Une arrivée au pouvoir mitigée –  Au temps des grandes révoltes arabes contre l’occupant Ottoman (Première guerre mondiale), Hussein Ben Ali de la dynastie des Hachémites permet à son fils Fayçal de devenir roi de Syrie durant 6 mois grâce à l’appui des britanniques. Les volontés françaises et britanniques par les accords de Sykes-Picot oblige Fayçal à laisser le trône de Syrie pour prendre celui d’Irak en 1921. Son petit-fils Fayçal II régnera jusqu’au coup d’État militaire de 1958 organisé par divers officiers de l’armée. Après la perte de l’Irak et la prise de contrôle de l’Arabie par Saoud, la dynastie Hachémite monte sur le trône de Jordanie en 1949 avec Abdallah Ier[13] .

Un maintien dynastique nécessaire – Le lien intrinsèque entre dynasties arabes et états arabes est présent puisque la constitution présente l’état Jordanien comme le Royaume Hachémite de Jordanie[14], semblable à l’État des Saoud [15].  La dynastie Hachémite a pu garantir la stabilité du Royaume durant le Printemps arabe et les tentatives de déstabilisation interne et externe du pays comme en 2021 lors de la tentative de putsch contre le roi Abdallah II.

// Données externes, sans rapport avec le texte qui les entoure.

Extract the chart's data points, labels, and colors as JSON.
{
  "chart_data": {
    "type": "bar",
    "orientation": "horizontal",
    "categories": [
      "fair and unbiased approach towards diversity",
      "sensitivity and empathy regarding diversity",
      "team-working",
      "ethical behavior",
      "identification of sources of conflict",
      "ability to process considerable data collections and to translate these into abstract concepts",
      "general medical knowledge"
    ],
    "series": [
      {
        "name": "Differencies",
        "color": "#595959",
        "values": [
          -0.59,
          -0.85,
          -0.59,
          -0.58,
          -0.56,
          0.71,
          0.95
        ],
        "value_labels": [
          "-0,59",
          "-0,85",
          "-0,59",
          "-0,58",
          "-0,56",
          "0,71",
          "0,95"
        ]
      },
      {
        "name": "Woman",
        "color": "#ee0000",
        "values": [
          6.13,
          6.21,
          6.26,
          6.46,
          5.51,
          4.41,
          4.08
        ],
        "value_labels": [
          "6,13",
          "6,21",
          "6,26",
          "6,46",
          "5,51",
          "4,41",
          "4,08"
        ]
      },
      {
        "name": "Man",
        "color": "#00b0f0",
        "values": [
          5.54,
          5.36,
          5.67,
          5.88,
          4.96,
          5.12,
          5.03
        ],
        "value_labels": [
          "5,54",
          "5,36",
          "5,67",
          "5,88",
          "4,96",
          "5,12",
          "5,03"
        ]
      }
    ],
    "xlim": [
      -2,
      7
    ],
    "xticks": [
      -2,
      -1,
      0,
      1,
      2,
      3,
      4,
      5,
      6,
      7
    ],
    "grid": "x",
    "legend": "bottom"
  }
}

Les dynasties arabes présentent comme caractère commun la légitimité, d’être issues de la descendance du prophète. Ces dynasties sont une véritable source de stabilité pour ces états et permettent une stabilité religieuse et ethnique des différentes régions qui composent le monde arabe.

Adrien Hurtado

[1] Les terres arabisées étant les terres ayant connu un phénomène d’adoption de la langue arabe par la domination – A la manière des Mozarabes, catholiques ayant refusé la conversion  en Al Andalus mais ayant adopté la langue arabe

[2] Les Quraychites est la tribu de naissance de Muhammad

[3] Mahomet a eu quatre filles : Fatima Zahra, Zaynab, Ruqqyaya et oumm Koulthoum

[4] Fils de Fatima

[5] Son fils, Ismaïl Ben Chérif deviendra le Roi Bâtisseur en fondant le palais de Meknès

[6] Libération – 8 mai 1996 – Un jury de thèse «royal» pour le prince héritier du Maroc  « mention très honorable »  pour S.A.R. Sidi Mohammed qui a soutenu un doctorat en droit, en 1993 à Nice

[7] Article  41 de la constitution du Maroc de 2011 – « Le Roi, Amir Al Mouminine, veille au respect de l’Islam. Il est le  Garant du libre exercice des cultes. »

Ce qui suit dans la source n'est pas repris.